Air‐stable Li3.12P0.94Bi0.06S3.91I0.18 solid‐state electrolyte with high ionic conductivity and lithium anode compatibility toward high‐performance all‐solid‐state lithium metal batteries
Daokuan Jin,
Haodong Shi,
Yuxin Ma,
Yangyang Liu,
Yang Wang,
Yanfeng Dong,
Mingbo Wu,
Zhong‐Shuai Wu
Affiliations
Daokuan Jin
State Key Laboratory of Heavy Oil Processing Institute of New Energy College of Chemistry and Chemical Engineering China University of Petroleum (East China) Qingdao China
Haodong Shi
State Key Laboratory of Catalysis Dalian Institute of Chemical Physics Chinese Academy of Sciences Dalian China
Yuxin Ma
State Key Laboratory of Catalysis Dalian Institute of Chemical Physics Chinese Academy of Sciences Dalian China
Yangyang Liu
State Key Laboratory of Catalysis Dalian Institute of Chemical Physics Chinese Academy of Sciences Dalian China
Yang Wang
State Key Laboratory of Heavy Oil Processing Institute of New Energy College of Chemistry and Chemical Engineering China University of Petroleum (East China) Qingdao China
Yanfeng Dong
Department of Chemistry College of Sciences Northeastern University Shenyang China
Mingbo Wu
State Key Laboratory of Heavy Oil Processing Institute of New Energy College of Chemistry and Chemical Engineering China University of Petroleum (East China) Qingdao China
Zhong‐Shuai Wu
State Key Laboratory of Catalysis Dalian Institute of Chemical Physics Chinese Academy of Sciences Dalian China
Abstract Sulfide solid‐state electrolytes (SSEs) with superior ionic conductivity and processability are highly promising candidates for constructing all‐solid‐state lithium metal batteries (ASSLMBs).
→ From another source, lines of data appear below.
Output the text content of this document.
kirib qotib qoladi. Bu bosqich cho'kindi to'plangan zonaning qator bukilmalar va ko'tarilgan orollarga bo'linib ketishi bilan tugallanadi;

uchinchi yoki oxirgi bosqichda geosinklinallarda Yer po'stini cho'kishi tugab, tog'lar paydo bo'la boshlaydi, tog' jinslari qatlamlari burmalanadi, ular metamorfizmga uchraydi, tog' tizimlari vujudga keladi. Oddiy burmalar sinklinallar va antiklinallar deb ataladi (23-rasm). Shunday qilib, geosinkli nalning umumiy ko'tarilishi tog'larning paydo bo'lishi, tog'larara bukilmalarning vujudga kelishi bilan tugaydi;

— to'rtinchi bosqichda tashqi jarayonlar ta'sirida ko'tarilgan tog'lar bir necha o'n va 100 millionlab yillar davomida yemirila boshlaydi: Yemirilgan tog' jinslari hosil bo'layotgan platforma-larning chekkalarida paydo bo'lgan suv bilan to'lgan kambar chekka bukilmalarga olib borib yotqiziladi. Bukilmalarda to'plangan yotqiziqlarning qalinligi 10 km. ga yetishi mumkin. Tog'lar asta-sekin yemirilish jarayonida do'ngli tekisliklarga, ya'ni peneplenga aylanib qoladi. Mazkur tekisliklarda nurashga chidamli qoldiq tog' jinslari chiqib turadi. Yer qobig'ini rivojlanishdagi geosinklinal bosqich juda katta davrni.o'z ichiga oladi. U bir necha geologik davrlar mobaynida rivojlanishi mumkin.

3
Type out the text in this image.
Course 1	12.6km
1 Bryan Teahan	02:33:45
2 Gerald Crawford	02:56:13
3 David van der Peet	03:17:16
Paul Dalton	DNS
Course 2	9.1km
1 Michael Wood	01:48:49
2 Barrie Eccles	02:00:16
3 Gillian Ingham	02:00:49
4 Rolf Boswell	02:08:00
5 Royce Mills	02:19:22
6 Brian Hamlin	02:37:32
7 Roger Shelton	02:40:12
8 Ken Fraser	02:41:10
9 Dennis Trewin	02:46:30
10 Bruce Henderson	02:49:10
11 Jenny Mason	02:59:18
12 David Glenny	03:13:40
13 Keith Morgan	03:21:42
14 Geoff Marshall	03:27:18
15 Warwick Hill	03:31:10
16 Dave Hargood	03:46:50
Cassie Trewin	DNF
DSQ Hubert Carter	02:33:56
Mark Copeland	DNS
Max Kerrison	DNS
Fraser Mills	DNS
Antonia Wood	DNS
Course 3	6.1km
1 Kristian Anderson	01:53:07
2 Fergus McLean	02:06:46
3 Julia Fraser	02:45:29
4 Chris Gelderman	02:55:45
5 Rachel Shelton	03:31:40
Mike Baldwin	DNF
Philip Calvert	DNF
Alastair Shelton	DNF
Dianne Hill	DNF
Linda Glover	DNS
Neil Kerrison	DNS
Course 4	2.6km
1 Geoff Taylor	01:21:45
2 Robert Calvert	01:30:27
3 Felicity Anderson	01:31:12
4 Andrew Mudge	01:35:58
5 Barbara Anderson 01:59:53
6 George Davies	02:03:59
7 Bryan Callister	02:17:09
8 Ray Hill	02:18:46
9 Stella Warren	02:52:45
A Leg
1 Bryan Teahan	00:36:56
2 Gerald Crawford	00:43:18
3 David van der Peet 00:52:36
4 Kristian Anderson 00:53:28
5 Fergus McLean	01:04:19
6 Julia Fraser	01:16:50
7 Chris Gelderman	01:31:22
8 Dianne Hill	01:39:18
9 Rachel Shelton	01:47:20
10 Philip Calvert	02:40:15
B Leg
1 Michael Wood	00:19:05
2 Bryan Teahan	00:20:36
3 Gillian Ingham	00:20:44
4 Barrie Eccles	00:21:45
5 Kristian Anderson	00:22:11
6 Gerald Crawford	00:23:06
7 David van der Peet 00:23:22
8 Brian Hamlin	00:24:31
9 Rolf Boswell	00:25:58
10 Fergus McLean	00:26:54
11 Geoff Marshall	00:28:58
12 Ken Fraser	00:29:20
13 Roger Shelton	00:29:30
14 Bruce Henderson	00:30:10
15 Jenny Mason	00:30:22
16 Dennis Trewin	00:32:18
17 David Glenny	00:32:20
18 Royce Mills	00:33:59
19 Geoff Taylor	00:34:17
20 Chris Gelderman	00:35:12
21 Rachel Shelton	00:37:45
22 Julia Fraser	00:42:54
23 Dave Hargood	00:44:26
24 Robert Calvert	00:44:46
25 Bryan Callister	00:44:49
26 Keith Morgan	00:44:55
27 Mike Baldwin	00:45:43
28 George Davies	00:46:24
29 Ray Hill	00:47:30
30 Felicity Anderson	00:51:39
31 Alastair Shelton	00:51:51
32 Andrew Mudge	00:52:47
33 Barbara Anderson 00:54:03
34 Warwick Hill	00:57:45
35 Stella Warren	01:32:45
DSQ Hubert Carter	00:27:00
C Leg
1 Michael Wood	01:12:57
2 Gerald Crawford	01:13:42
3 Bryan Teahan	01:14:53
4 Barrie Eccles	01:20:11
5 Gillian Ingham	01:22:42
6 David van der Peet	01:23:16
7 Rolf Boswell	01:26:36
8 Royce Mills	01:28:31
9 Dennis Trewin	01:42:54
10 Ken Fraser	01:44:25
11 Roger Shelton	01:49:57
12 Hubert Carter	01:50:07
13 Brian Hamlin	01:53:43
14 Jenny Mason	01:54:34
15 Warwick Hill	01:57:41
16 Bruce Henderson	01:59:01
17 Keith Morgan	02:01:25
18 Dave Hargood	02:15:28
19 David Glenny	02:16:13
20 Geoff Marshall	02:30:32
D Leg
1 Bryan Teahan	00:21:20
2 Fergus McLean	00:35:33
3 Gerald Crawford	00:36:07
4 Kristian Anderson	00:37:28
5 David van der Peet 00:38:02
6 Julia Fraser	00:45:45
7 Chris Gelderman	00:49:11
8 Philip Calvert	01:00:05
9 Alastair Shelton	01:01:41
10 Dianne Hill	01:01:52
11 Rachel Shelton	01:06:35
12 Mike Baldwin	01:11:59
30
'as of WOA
However, their practical applications are limited by their intrinsic air instability and serious interfacial incompatibility. Herein, a novel glass‐ceramic electrolyte Li3.12P0.94Bi0.06S3.91I0.18 was synthesized by co‐doping Li3PS4 with Bi and I for high‐performance ASSLMBs. Owing to the strong Bi‒S bonds that are thermodynamically stable to water, increased unit cell volume and Li+ concentration caused by P5+ substitution with Bi3+, and the in situ formed robust solid electrolyte interphase layer LiI at lithium surface, the as‐prepared Li3.12P0.94Bi0.06S3.91I0.18 SSE achieved excellent air stability with a H2S concentration of only 0.205 cm3 g−1 (after 300 min of air exposure), outperforming Li3PS4 (0.632 cm3 g−1) and the most reported sulfide SSEs, together with high ionic conductivity of 4.05 mS cm−1. Furthermore, the Li3.12P0.94Bi0.06S3.91I0.18 effectively improved lithium metal stability. With this SSE, an ultralong cyclability of 700 h at 0.1 mA cm−2 was realized in a lithium symmetrical cell. Moreover, the Li3.12P0.94Bi0.06S3.91I0.18‐based ASSLMBs with LiNi0.8Mn0.1Co0.1O2 cathode achieved ultrastable capacity retention rate of 95.8% after 300 cycles at 0.1 C. This work provides reliable strategy for designing advanced sulfide SSEs for commercial applications in ASSLMBs.